Ce vote, non contraignant mais très symbolique après celui du Parlement britannique le mois dernier et du Congrès des députés (chambre basse) en Espagne mardi, interviendra avant un autre vote prévu au Sénat français le 11 décembre.

La proposition « invite le gouvernement français à reconnaître l’État de Palestine en vue d’obtenir un règlement définitif du conflit ».

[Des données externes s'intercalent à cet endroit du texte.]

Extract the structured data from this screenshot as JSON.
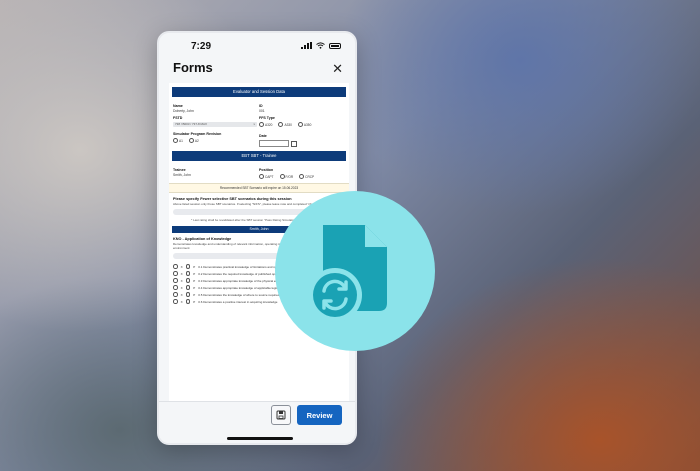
{
  "status_bar": {
    "time": "7:29"
  },
  "header": {
    "title": "Forms",
    "close_glyph": "✕"
  },
  "form": {
    "section1": {
      "title": "Evaluator and Session Data",
      "name_label": "Name",
      "name_value": "Doherty, John",
      "id_label": "ID",
      "id_value": "001",
      "ftd_label": "FSTD",
      "ftd_value": "738 / B003 / 737-8 MAX",
      "ftd_type_label": "FFS Type",
      "ftd_type_options": [
        "A320",
        "A330",
        "A350"
      ],
      "sim_label": "Simulator Program Revision",
      "sim_options": [
        "A1",
        "A2"
      ],
      "date_label": "Date"
    },
    "section2": {
      "title": "EBT SBT - Trainee",
      "trainee_label": "Trainee",
      "trainee_value": "Smith, John",
      "position_label": "Position",
      "position_options": [
        "CAPT",
        "F/OR",
        "CRCP"
      ],
      "recommendation": "Recommended SBT Scenario will expire on 15.06.2023",
      "question_title": "Please specify Fewer selective SBT scenarios during this session",
      "question_text": "Above listed session only those SBT scenarios. If selecting \"N/FS\", please leave note and completed \"checklist and not the form",
      "note": "* Last rating shall be revalidated after the SBT session\n\"Pass Rating Simulation Check Result\" entered",
      "band": "Smith, John"
    },
    "section3": {
      "title": "KNO - Application of Knowledge",
      "text": "Demonstrates knowledge and understanding of relevant information, operating instructions, aircraft systems and the operating environment",
      "items": [
        "0.1 Demonstrates practical knowledge of limitations and systems",
        "0.2 Demonstrates the required knowledge of published operating instructions",
        "0.3 Demonstrates appropriate knowledge of the physical environment",
        "0.4 Demonstrates appropriate knowledge of applicable legislation",
        "0.5 Demonstrates the knowledge of where to source required information",
        "0.6 Demonstrates a positive interest in acquiring knowledge"
      ],
      "options": [
        "X",
        "P"
      ]
    }
  },
  "footer": {
    "review_label": "Review"
  },
  "colors": {
    "primary_button": "#1565c0",
    "band": "#0d3b7a",
    "accent_circle": "#8be3ea",
    "icon": "#1aa2b4"
  },
  "icons": {
    "overlay": "form-sync-icon",
    "save": "save-icon"
  }
}
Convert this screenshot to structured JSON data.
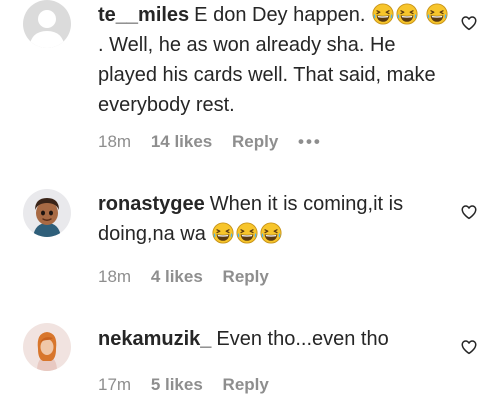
{
  "comments": [
    {
      "username": "te__miles",
      "text_1": "E don Dey happen.",
      "text_2": ". Well, he as won already sha. He played his cards well. That said, make everybody rest.",
      "time": "18m",
      "likes": "14 likes",
      "reply": "Reply",
      "more": "•••",
      "avatar": "default-avatar-icon"
    },
    {
      "username": "ronastygee",
      "text_1": "When it is coming,it is doing,na wa",
      "time": "18m",
      "likes": "4 likes",
      "reply": "Reply",
      "avatar": "cartoon-avatar"
    },
    {
      "username": "nekamuzik_",
      "text_1": "Even tho...even tho",
      "time": "17m",
      "likes": "5 likes",
      "reply": "Reply",
      "avatar": "photo-avatar"
    }
  ],
  "icons": {
    "like": "heart-outline-icon",
    "emoji": "grinning-squinting-face-emoji"
  },
  "colors": {
    "primary_text": "#262626",
    "secondary_text": "#8e8e8e",
    "emoji_face": "#f7c52b"
  }
}
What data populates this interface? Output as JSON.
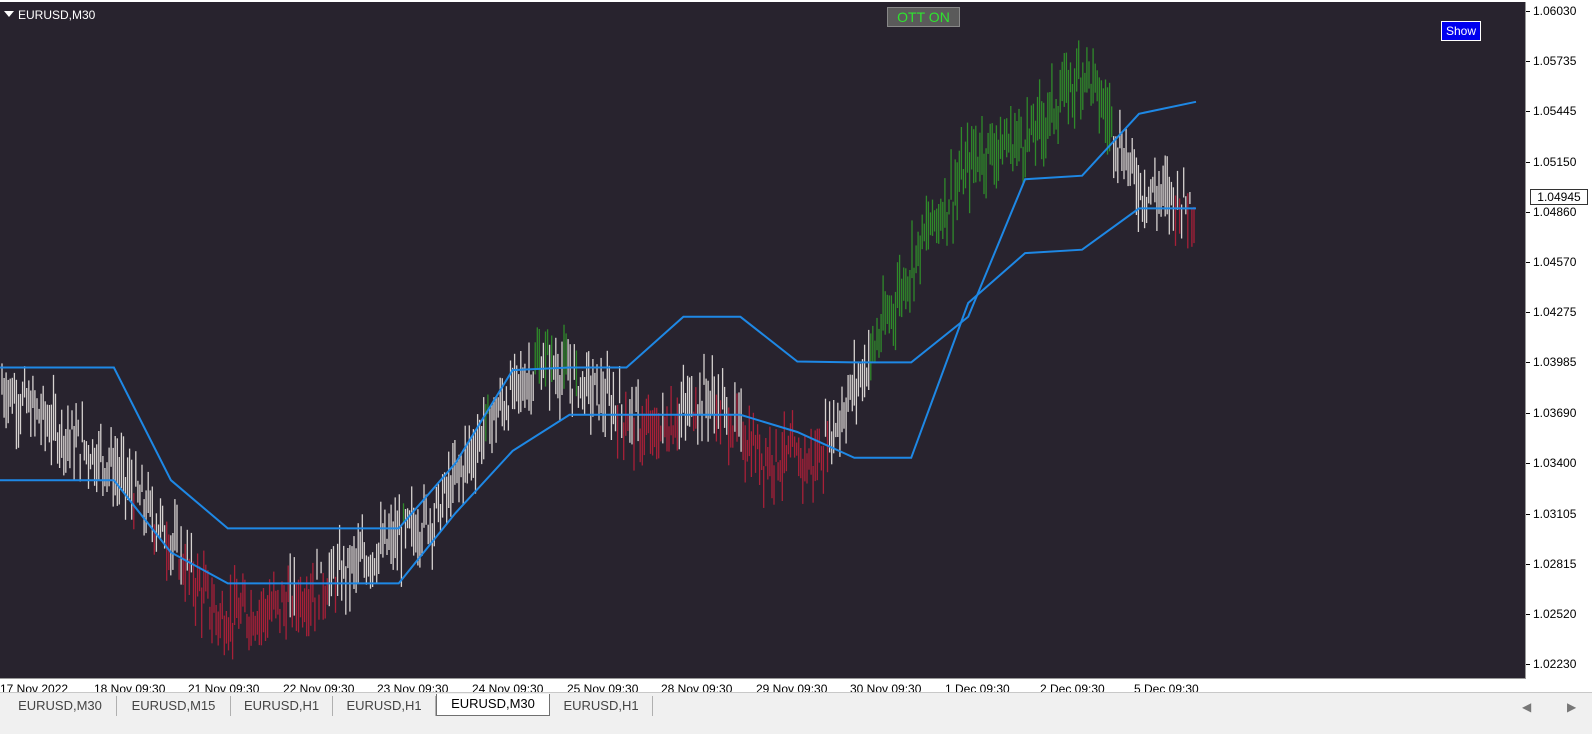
{
  "window": {
    "symbol_label": "EURUSD,M30"
  },
  "buttons": {
    "ott_label": "OTT ON",
    "show_label": "Show"
  },
  "colors": {
    "background": "#28232e",
    "bull": "#2f8a2a",
    "bear": "#a82038",
    "neutral": "#d6d2d0",
    "band": "#1e88e5",
    "ott_text": "#2ee52e",
    "show_bg": "#0000ee"
  },
  "price_axis": {
    "labels": [
      "1.06030",
      "1.05735",
      "1.05445",
      "1.05150",
      "1.04860",
      "1.04570",
      "1.04275",
      "1.03985",
      "1.03690",
      "1.03400",
      "1.03105",
      "1.02815",
      "1.02520",
      "1.02230"
    ],
    "current_price": "1.04945"
  },
  "time_axis": {
    "labels": [
      "17 Nov 2022",
      "18 Nov 09:30",
      "21 Nov 09:30",
      "22 Nov 09:30",
      "23 Nov 09:30",
      "24 Nov 09:30",
      "25 Nov 09:30",
      "28 Nov 09:30",
      "29 Nov 09:30",
      "30 Nov 09:30",
      "1 Dec 09:30",
      "2 Dec 09:30",
      "5 Dec 09:30"
    ]
  },
  "chart_data": {
    "type": "line",
    "title": "",
    "xlabel": "",
    "ylabel": "",
    "x": [
      "17 Nov 2022",
      "18 Nov 09:30",
      "19 Nov",
      "21 Nov 09:30",
      "21 Nov 18:00",
      "22 Nov 09:30",
      "22 Nov 18:00",
      "23 Nov 09:30",
      "23 Nov 18:00",
      "24 Nov 09:30",
      "25 Nov 09:30",
      "28 Nov 09:30",
      "28 Nov 18:00",
      "29 Nov 09:30",
      "29 Nov 18:00",
      "30 Nov 09:30",
      "1 Dec 09:30",
      "1 Dec 18:00",
      "2 Dec 09:30",
      "2 Dec 18:00",
      "5 Dec 09:30",
      "5 Dec 18:00"
    ],
    "ylim": [
      1.0215,
      1.0608
    ],
    "price_path": [
      1.0385,
      1.036,
      1.034,
      1.03,
      1.025,
      1.0255,
      1.027,
      1.029,
      1.031,
      1.0365,
      1.04,
      1.038,
      1.0355,
      1.038,
      1.0345,
      1.034,
      1.04,
      1.047,
      1.052,
      1.053,
      1.057,
      1.05,
      1.049
    ],
    "series": [
      {
        "name": "",
        "values": [
          1.03955,
          1.03955,
          1.03955,
          1.033,
          1.0302,
          1.0302,
          1.0302,
          1.0302,
          1.034,
          1.0394,
          1.03955,
          1.03955,
          1.0425,
          1.0425,
          1.0399,
          1.03985,
          1.03985,
          1.0425,
          1.0505,
          1.0507,
          1.0543,
          1.055
        ]
      },
      {
        "name": "",
        "values": [
          1.033,
          1.033,
          1.033,
          1.0288,
          1.027,
          1.027,
          1.027,
          1.027,
          1.0311,
          1.0347,
          1.0368,
          1.0368,
          1.0368,
          1.0368,
          1.0358,
          1.0343,
          1.0343,
          1.0433,
          1.0462,
          1.0464,
          1.0488,
          1.0488
        ]
      }
    ]
  }
}
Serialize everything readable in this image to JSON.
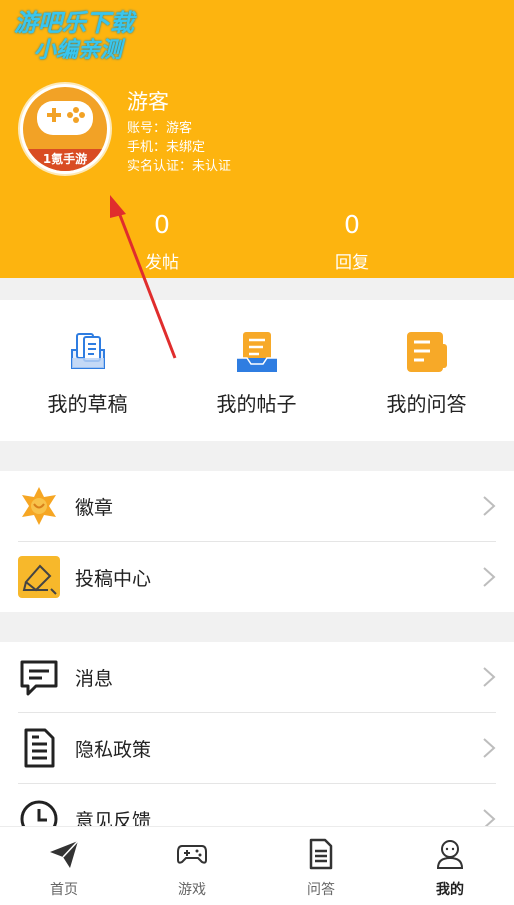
{
  "watermark": {
    "line1": "游吧乐下载",
    "line2": "小编亲测"
  },
  "profile": {
    "avatar_badge": "1氪手游",
    "name": "游客",
    "account": "账号：游客",
    "phone": "手机：未绑定",
    "realname": "实名认证：未认证"
  },
  "stats": [
    {
      "value": "0",
      "label": "发帖"
    },
    {
      "value": "0",
      "label": "回复"
    }
  ],
  "shortcuts": [
    {
      "label": "我的草稿",
      "icon": "drafts-icon"
    },
    {
      "label": "我的帖子",
      "icon": "posts-icon"
    },
    {
      "label": "我的问答",
      "icon": "qa-icon"
    }
  ],
  "menu_group1": [
    {
      "label": "徽章",
      "icon": "badge-icon"
    },
    {
      "label": "投稿中心",
      "icon": "submission-icon"
    }
  ],
  "menu_group2": [
    {
      "label": "消息",
      "icon": "message-icon"
    },
    {
      "label": "隐私政策",
      "icon": "privacy-document-icon"
    },
    {
      "label": "意见反馈",
      "icon": "feedback-clock-icon"
    }
  ],
  "tabbar": [
    {
      "label": "首页",
      "icon": "paper-plane-icon",
      "active": false
    },
    {
      "label": "游戏",
      "icon": "gamepad-icon",
      "active": false
    },
    {
      "label": "问答",
      "icon": "document-icon",
      "active": false
    },
    {
      "label": "我的",
      "icon": "user-icon",
      "active": true
    }
  ],
  "colors": {
    "header": "#fdb40f",
    "accent_blue": "#2f7de1",
    "annotation_arrow": "#e02d2d"
  }
}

Le texte sera débattu le 28 novembre par les députés en commission, mais le vote n’interviendra que le 2 décembre.

Il « affirme l’urgente nécessité d’aboutir à un règlement définitif du conflit permettant l’établissement d’un État démocratique et souverain de Palestine, vivant en paix et en sécurité avec Israël, sur la base des lignes de 1967, avec Jérusalem pour capitale de ces deux États, et fondé sur une reconnaissance mutuelle ».

Il juge « que la solution des deux États, promue avec constance par la France et l’Union européenne, suppose la reconnaissance de l’État de Palestine aux côtés de celui d’Israël ».

Toute la gauche devrait voter ce texte, à l’exception peut-être d’une poignée de députés proches d’Israël.

A droite, l’UMP « envisage de ne pas participer au vote », selon son chef de file Christian Jacob.

Quelque 134 pays dans le monde ont reconnu la Palestine, selon l’Autorité palestinienne, mais, au sein de l’Union européenne, aucun des pays susceptibles de peser sur le dossier n’a franchi le pas.

La Suède a été le premier grand pays de l’Europe de l’Ouest à reconnaître l’Etat palestinien fin octobre, provoquant la colère d’Israël qui a rappelé son ambassadeur à Stockholm.